Section 1956 also needs fundamental revision. The provision should be limited to true laundering of very large sums of money that involves either significant efforts at concealment of the proceeds of unlawful activity or the systematic avoidance of a transaction reporting requirement. It should not reach the mere deposit or withdrawal of criminal proceeds in a bank account "with the intent to promote the carrying on of specified unlawful activity." §1956(a)(1)(A)(i). Almost any deposit or withdrawal of criminal proceeds can be shown to have been made with such an intent. Why should a routine deposit or withdrawal of one dollar of criminal proceeds subject the person who makes the deposit or withdrawal to draconian penalties far in excess of the underlying criminal activity? Again, it makes no sense. But the DoJ isn't asking you to change that. It wants line prosecutors to be able to threaten defendants with these draconian penalties for "money laundering" in virtually every case, regardless of how inappropriate they are. That makes it easier to exact onerous guilty pleas. Unlike the RICO statute, which is also so broadly written that it can be used in almost any criminal case, the DoJ has never significantly restricted the line prosecutor's ability to charge money laundering whenever he sees fit. Because DoJ keeps a tight, central rein on the RICO statute, there are only about 75 federal RICO prosecutions each year, compared with thousands of money laundering indictments. Yet the money laundering statute is even more easily abused than the RICO statute. That is why it has become the newest darling in the prosecutors' nursery.

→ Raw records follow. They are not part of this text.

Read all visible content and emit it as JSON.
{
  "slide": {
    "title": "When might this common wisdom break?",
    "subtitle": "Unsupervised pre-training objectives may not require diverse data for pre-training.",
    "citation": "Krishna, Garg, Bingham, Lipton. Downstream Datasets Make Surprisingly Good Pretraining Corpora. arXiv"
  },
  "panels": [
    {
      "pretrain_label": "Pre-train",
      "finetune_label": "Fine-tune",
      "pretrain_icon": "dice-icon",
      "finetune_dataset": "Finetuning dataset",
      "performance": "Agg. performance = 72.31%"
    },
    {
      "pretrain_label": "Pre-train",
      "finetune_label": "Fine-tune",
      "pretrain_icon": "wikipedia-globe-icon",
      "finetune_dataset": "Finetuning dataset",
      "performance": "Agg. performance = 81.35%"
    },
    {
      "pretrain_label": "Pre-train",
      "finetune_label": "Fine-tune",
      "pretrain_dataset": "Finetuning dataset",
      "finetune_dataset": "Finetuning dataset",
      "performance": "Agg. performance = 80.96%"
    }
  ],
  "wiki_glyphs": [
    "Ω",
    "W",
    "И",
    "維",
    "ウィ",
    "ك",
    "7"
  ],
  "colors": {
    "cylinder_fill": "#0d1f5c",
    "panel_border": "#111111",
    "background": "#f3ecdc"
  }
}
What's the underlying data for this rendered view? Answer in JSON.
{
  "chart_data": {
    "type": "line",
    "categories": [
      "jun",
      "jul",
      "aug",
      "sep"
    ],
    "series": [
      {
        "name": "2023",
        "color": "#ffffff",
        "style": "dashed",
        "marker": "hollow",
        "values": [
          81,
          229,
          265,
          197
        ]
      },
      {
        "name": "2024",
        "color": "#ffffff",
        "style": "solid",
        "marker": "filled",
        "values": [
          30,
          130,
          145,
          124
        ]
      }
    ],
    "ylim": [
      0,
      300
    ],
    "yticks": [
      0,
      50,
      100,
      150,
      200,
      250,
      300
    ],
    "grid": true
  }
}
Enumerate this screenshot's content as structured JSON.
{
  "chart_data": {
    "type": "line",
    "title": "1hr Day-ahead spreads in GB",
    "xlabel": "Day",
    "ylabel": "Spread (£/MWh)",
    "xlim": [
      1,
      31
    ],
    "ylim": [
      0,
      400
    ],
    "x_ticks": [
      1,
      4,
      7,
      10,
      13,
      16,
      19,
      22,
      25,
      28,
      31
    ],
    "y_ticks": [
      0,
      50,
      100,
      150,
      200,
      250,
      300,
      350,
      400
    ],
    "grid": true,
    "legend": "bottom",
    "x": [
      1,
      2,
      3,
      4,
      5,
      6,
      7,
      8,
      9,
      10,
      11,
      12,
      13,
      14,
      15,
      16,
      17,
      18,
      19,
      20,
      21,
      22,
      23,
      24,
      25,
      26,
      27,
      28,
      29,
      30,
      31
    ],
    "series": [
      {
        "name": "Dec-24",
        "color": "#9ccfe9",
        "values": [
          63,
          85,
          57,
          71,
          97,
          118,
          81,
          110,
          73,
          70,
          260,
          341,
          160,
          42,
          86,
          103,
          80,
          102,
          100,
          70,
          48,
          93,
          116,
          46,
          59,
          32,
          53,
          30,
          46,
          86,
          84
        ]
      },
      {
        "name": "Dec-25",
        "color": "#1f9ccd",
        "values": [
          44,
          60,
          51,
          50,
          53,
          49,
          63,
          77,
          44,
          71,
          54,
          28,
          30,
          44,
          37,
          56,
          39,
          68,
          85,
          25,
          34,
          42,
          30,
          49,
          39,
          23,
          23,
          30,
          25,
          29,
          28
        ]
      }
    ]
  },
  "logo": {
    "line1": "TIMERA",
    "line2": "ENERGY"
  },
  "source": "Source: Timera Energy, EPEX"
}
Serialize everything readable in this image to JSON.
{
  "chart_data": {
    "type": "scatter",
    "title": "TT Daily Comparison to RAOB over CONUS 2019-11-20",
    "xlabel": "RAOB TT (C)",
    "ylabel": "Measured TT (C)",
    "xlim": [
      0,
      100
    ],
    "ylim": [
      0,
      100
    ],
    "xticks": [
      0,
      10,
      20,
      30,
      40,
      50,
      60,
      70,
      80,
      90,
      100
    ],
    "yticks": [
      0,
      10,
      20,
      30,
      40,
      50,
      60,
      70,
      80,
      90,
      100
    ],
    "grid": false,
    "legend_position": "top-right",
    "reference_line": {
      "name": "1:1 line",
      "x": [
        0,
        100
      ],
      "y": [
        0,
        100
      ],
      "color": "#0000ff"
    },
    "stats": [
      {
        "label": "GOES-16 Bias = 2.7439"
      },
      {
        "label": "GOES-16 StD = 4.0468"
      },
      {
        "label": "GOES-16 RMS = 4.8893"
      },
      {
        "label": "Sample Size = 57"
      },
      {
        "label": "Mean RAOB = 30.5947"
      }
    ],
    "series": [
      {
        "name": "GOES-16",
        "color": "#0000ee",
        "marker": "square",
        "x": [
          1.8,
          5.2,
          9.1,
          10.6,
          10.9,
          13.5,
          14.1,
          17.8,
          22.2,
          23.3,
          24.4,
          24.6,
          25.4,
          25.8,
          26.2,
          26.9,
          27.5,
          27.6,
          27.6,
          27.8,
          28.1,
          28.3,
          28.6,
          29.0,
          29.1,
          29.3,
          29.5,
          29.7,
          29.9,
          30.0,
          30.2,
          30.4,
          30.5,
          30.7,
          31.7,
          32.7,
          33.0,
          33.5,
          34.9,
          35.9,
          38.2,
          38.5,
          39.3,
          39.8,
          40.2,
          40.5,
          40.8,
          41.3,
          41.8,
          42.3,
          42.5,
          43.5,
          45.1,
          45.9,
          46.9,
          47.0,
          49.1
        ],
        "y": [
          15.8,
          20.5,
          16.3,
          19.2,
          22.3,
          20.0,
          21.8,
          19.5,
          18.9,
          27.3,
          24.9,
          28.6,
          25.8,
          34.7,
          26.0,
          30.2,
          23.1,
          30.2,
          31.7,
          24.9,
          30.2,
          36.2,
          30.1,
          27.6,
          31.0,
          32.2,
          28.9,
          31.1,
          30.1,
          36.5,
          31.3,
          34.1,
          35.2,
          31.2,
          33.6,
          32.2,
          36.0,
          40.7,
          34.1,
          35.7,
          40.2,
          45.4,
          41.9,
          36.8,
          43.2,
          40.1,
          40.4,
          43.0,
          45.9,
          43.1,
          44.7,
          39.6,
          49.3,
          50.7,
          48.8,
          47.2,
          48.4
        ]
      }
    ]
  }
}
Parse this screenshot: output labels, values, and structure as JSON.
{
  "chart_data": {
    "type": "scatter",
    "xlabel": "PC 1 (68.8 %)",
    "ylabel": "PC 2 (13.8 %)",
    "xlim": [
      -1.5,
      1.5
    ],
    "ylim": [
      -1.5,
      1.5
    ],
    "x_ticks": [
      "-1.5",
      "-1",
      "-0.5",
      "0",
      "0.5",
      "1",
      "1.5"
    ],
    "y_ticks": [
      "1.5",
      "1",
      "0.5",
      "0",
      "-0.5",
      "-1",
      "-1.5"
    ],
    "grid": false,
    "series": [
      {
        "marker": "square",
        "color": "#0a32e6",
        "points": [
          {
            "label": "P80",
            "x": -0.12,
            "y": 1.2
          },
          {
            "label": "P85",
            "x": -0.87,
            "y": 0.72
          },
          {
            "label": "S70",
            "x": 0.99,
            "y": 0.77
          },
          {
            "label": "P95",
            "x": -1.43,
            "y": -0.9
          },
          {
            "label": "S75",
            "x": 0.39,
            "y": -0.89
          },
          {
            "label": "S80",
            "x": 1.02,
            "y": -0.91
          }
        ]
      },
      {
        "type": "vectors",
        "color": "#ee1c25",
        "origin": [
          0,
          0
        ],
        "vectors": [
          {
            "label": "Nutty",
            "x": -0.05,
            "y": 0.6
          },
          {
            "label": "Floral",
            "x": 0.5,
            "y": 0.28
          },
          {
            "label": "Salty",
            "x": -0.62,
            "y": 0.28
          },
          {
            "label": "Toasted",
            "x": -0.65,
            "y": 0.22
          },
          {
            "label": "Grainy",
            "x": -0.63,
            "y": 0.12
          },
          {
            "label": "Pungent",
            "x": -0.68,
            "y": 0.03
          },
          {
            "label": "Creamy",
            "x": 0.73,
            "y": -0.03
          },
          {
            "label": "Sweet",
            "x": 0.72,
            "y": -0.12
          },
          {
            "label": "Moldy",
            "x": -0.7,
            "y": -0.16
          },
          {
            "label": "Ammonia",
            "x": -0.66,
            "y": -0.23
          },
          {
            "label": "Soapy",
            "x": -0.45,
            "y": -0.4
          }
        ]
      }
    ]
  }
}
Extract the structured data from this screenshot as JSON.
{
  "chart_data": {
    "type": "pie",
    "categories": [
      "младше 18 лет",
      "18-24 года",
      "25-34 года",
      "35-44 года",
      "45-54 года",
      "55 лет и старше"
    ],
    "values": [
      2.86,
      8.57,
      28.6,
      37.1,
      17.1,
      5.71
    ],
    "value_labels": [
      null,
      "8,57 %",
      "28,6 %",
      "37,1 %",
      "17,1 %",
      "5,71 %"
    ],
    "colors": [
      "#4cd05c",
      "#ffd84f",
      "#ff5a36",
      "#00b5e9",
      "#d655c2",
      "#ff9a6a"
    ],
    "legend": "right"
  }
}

It is not only defense attorneys who object to this oppressive, freewheeling use of the ill-conceived money laundering statutes. The courts have also become increasingly concerned about the government's over-use of the money laundering laws. Some courts are allowing steep downward departures from the sentencing guidelines for money laundering or even mandating the use of the guideline for the less severely punished predicate offense to prevent what they regard as a manifest injustice. The best case to read on this important issue is U.S. v. Smith, 186 F.3d 290 (3d Cir. 1999). In Smith, the Third Circuit explains how the money laundering guidelines were written with the most serious, large-scale drug money laundering activity in mind--the type of activity the government told Congress the statute was designed to combat. The actual use of the money laundering statute as an indiscriminate blunderbuss weapon against the typical small-time defendant has been radically different from how the Commission expected the statute to be used. The statute has been misused to impose wildly disproportionate punishment on countless individuals and companies.

In conclusion, I would not support further expansion of the money laundering laws--however much some limited expansion of those laws may be needed to deal with problems like foreign money laundering--until they are fundamentally reformed. There should be a quid pro quo. If the government will not consider any reform, it should not be rewarded with further expansions of the scope of the statute and its enforcement powers.